If things go bad, you share the risk of having borrowed money that you owe a lender. This can make for uncomfortable Christmas dinners if you borrowed that money from your in-laws. But for a bank or online loan provider, it’s business as usual. For these entities, part of the money from interest and fees goes toward lessening the impact of lost loans.

For example, a local yoga studio takes on $40,000 in debt to renovate their facility so they can cater to more upscale customers. A national chain moves in across the street and the studio goes out of business. The $36,000 remaining on the loan gets serviced by a portion of the closure sales. But the owner owes nothing on the balance.

Leverage this debt by using loans to fund growth and expansion opportunities. Be duly responsible and diligent. But moving forward is the only way to keep your business competitive.

Be careful of taking on personal debt for your business. If everything goes south and you have to close doors, that debt will follow you even after the company dissolves.

Debt is an alternative to equity

Equity investing is one of the most popular ways of funding growth or expansion in a company. Especially among those who are reticent to take on business debt. But equity is more expensive over the long-term than most forms of debt. Once the loan is paid off, you own what that loan built. With an investor, you have to share it for the life of the company.

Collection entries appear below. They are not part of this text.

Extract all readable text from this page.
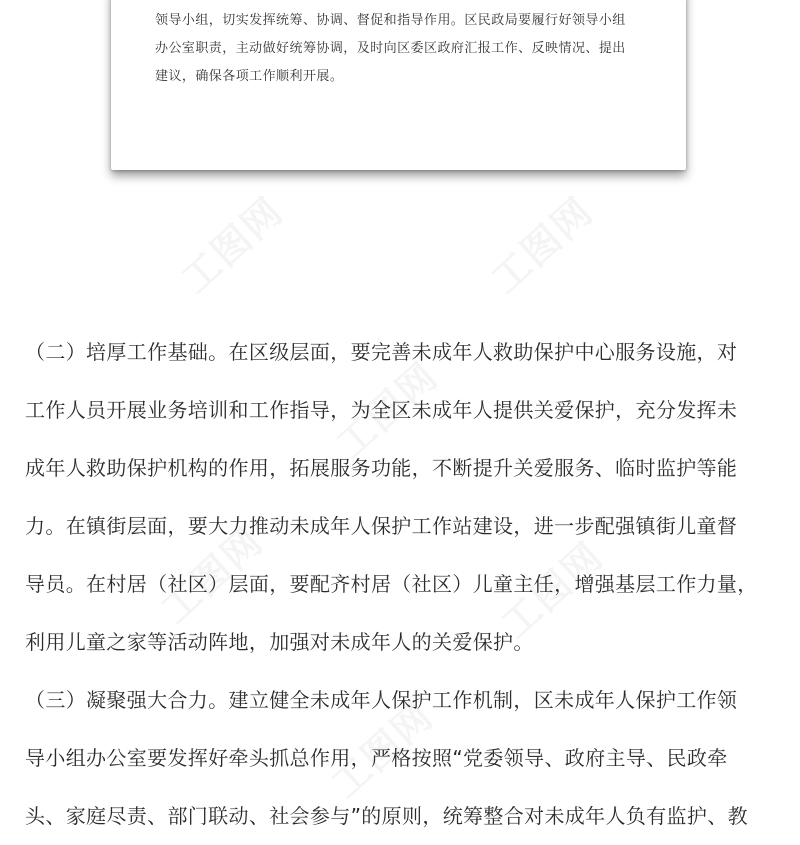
领导小组，切实发挥统筹、协调、督促和指导作用。区民政局要履行好领导小组
办公室职责，主动做好统筹协调，及时向区委区政府汇报工作、反映情况、提出
建议，确保各项工作顺利开展。

工图网	工图网
工图网
工图网	工图网
工图网
（二）培厚工作基础。在区级层面，要完善未成年人救助保护中心服务设施，对
工作人员开展业务培训和工作指导，为全区未成年人提供关爱保护，充分发挥未
成年人救助保护机构的作用，拓展服务功能，不断提升关爱服务、临时监护等能
力。在镇街层面，要大力推动未成年人保护工作站建设，进一步配强镇街儿童督
导员。在村居（社区）层面，要配齐村居（社区）儿童主任，增强基层工作力量，
利用儿童之家等活动阵地，加强对未成年人的关爱保护。
（三）凝聚强大合力。建立健全未成年人保护工作机制，区未成年人保护工作领
导小组办公室要发挥好牵头抓总作用，严格按照“党委领导、政府主导、民政牵
头、家庭尽责、部门联动、社会参与”的原则，统筹整合对未成年人负有监护、教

For example, adding a new product costs $50,000 a company worth $500,000 doesn’t have. Borrowing it at 10 percent interest over five years costs $12,500. Taking on an equity investor for the life of the company means paying 10 percent of profits annually for the rest of the company’s life.

Leverage this debt by building a solid credit history. Or you can establish access to a flexible credit line. This way you can invest in your business without selling parts of the company to do it.

Be careful of taking on wild risks because you have the credit access to do it. Debt instead of equity is a long-term game, so be sure your company will survive long enough to profit from it.

Just like with personal finance, debt will never be better than no debt. If you have the cash reserves to run your business as profitably as possible, you should. But chances are, this probably doesn’t describe your business. It’s normal for small businesses to leverage debt to grow, expand and fill cash flow gaps. Instead, you should view debt as another tool in your shed to make your business thrive.